According to the new bill, the Prevention of Infiltration Law, a sentence of up to five years in prison will be imposed on people who cross the border into Israel illegally, including refugees. Residents and citizens of states defined as "enemy states," including refugees from Darfur , will face up to seven years’ imprisonment. While the Israeli government has the right to use legislative action to secure its borders and limit illegal entry into its territory, the bill represents a flagrant violation of refugees’ basic rights. Not only does the law contravene international codes of conduct concerning refugee and forced migrants, but it also lacks any humanitarian or humane understanding. The provisions of the law which effectively criminalize and punish asylum seekers simply for fleeing a situation which risks their lives is both illogical and inhumane, particularly when taking into account that these individuals may be victims of torture or organized violence. Israel should amend this draft in alignment with the 1951 Refugee Convention and its 1967 Optional Protocol both of which have been signed and ratified by the Israeli government.
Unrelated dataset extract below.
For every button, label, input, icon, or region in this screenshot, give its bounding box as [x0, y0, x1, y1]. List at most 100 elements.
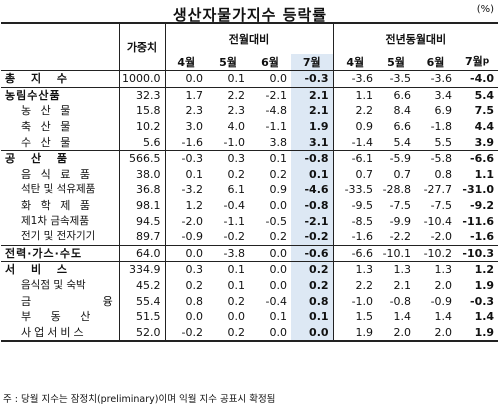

In addition, the bill also anchors into law the "Hot Return Procedure," according to which people caught crossing the Egyptian border into Israel will be immediately deported back to Egypt, without having their requests for asylum considered or meeting with UNHCR representatives. The "Hot Return Procedure" endangers the lives of the refugees and is in explicit violation of the non-refoulement principle which forbids the forced returning of refugees to situations which might threaten their lives. The non-refoulement principle was declared by the Supreme Court to be part of Israeli domestic law and should be respected as such1. FIDH and its member organizations demand that the government reconsiders labeling refugees and asylum seekers "infiltrators" and takes into account the hardship and suffering that refugees endured and which ultimately caused them to seek refuge inside Israel. Israel should also take into account article 1 of its Basic Law: Human Dignity and Liberty which applies to all persons per se including refugees and affirms the sanctity and value of human life.
FIDH and its member and partner organizations are concerned by the new law’s provision allowing the detention of suspects for 96 hours without a court order and for 18 days without arraignment. Further cause for concern is the fact that officers can effectively deport suspects based solely on reports written by soldiers, without even meeting them. The law also allows the detention of children and families, which is in direct contravention of the best interests of the child, and stipulates that people coming from "enemy states" can be detained for an indefinite period of time.
FIDH and its member and partner organizations urge the Israeli government to respect the fundamental rights of refugees and asylum seekers, and to refrain from justifying such severe and unlawful measures in the name of security.
Our organizations call upon the Israeli government to:
1- Abide by its legal obligations as a Party to the 1951 Refugee Convention and the 1967 Refugee Protocol .
2- Revise the draft bill taking into account the humanitarian and humane responsibilities all states have towards refugees who have fled their countries in order to survive.
3-Refer the draft bill to panel of experts in international human rights law in order to assist the Knesset Foreign Affairs and Defense Committee in the formulation of appropriate legislation which reflects comprehensive refugee and asylum policy based on the principles outlined in international law.